A Day in the Life of Rachana Devkota, MSc, PhD Student
Rachana Devkota began her graduate studies with the School of Environmental Design and Rural Development as a master’s student in capacity development and extension. Recently, Rachana extended her studies to the PhD program in rural studies. Based in Nepal, Rachana’s research focuses on evaluating low-cost technologies suitable for improving the lives of female farmers working on hillside and terrace farms. Learn what a typical day is like for Rachana by clicking the arrows below.
My mornings begin in the best way possible – spending quality time with my four and a half year old son, Aayam. After eating breakfast and sending him off to school, I walk to my office, "Local Initiatives for Biodiversity, Research and Development (LI-BIRD)." On my ten-minute walk to work, I call my husband to get an update on his day, as he leaves home very early to start his own work day.
After checking emails and messages when I get to the office, I spend the first half of my day reviewing literature and analysing data for my PhD project. My research focuses on introducing low cost technologies suitable for hillside/terrace farming to reduce female farmer drudgery. I work closely with my assistant to enter and prepare the data for analysis. Being across the ocean from Guelph, I also take time in my morning and sometimes in evening to Skype with my advisors to discuss our results and further plan my final research paper.
During lunch time, I meet with most of the office staff to relax and chat. In Nepal the rain season is from June to August, but the local food available in our lunch café is very delicious! All of the staff look forward to lunch time to enjoy food and share with one another. This helps to keep our bond strong and helps us to feel refreshed for the rest of the work day!
After lunch, I sometimes get to travel out into the field and interact with field staff and farmers. This can take the whole day, depending on the nature of the work. We discuss the practicality and usefulness of the low-cost technologies promoted by the IDRC funded project called “Innovations for Terrace Farmers in Nepal and Testing of Private Sector Scaling Up Using Sustainable Agriculture Kits (SAKs) and Stall-Based Franchises” (saknepal.org). This project is an offshoot of an existing Canadian International Food Security Research Fund (CIFSRF) involving the University of Guelph, the Canadian Mennonite University and LI-BIRD. Phase II of the CIFSRF project also includes Anamolbiu - a Nepali private seed company and the Nepal Agricultural Research Council.

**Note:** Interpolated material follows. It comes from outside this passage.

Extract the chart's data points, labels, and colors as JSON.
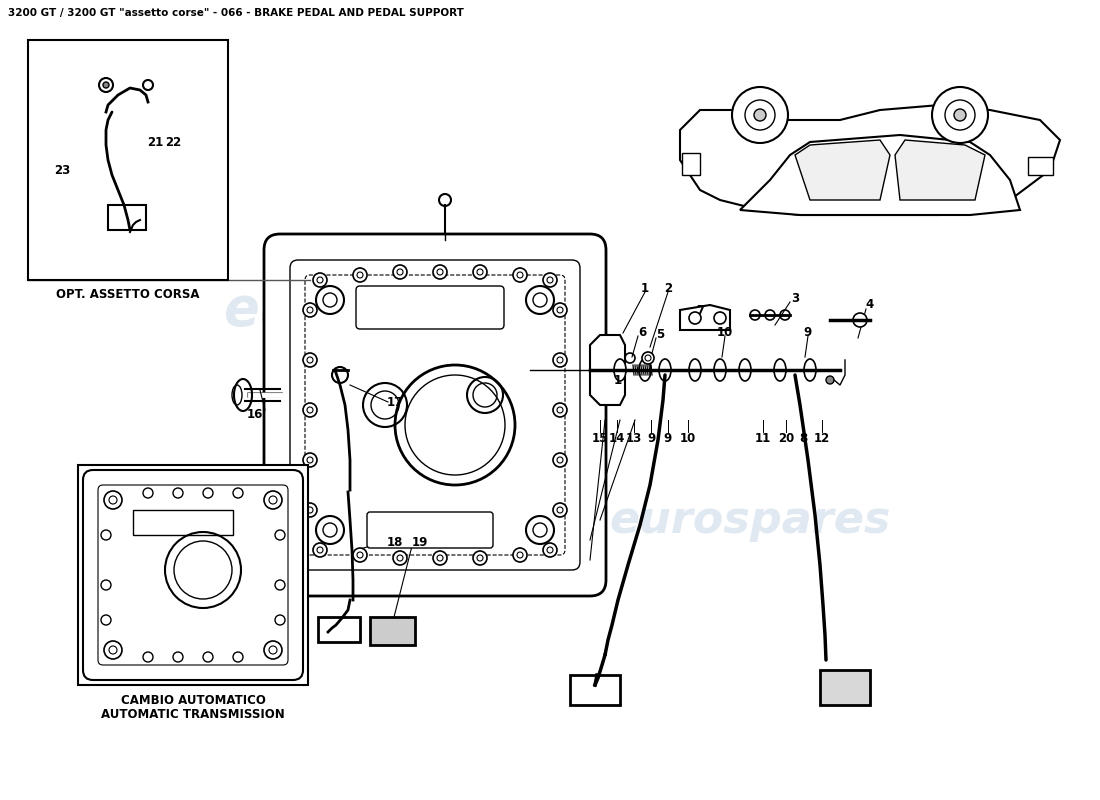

Examples of the tools promoted by this project include corn shellers, pictured here. Traditionally, farmers had to shell corn by hand, but with these low-cost tools, the process is much more efficient. Several tools such as electric threshers, mini tillers, fork weeders, gloves, storage bags and seed kits are currently under testing for scaling-up production on hillside/terrace farms. The tools are accompanied by a picture book to guide illiterate female farmers on best practices for scaling-up production.
Later in the afternoon, I like to relax by playing guitar at the music school. It’s a new experience for me and I am still learning, but I enjoy every minute of it! After guitar, I meet my husband for coffee at the hospital, where he works as an orthopaedic surgeon. We then go home together and play with my son some more before his bedtime. My evenings are spent enjoying supper with my husband and in-laws.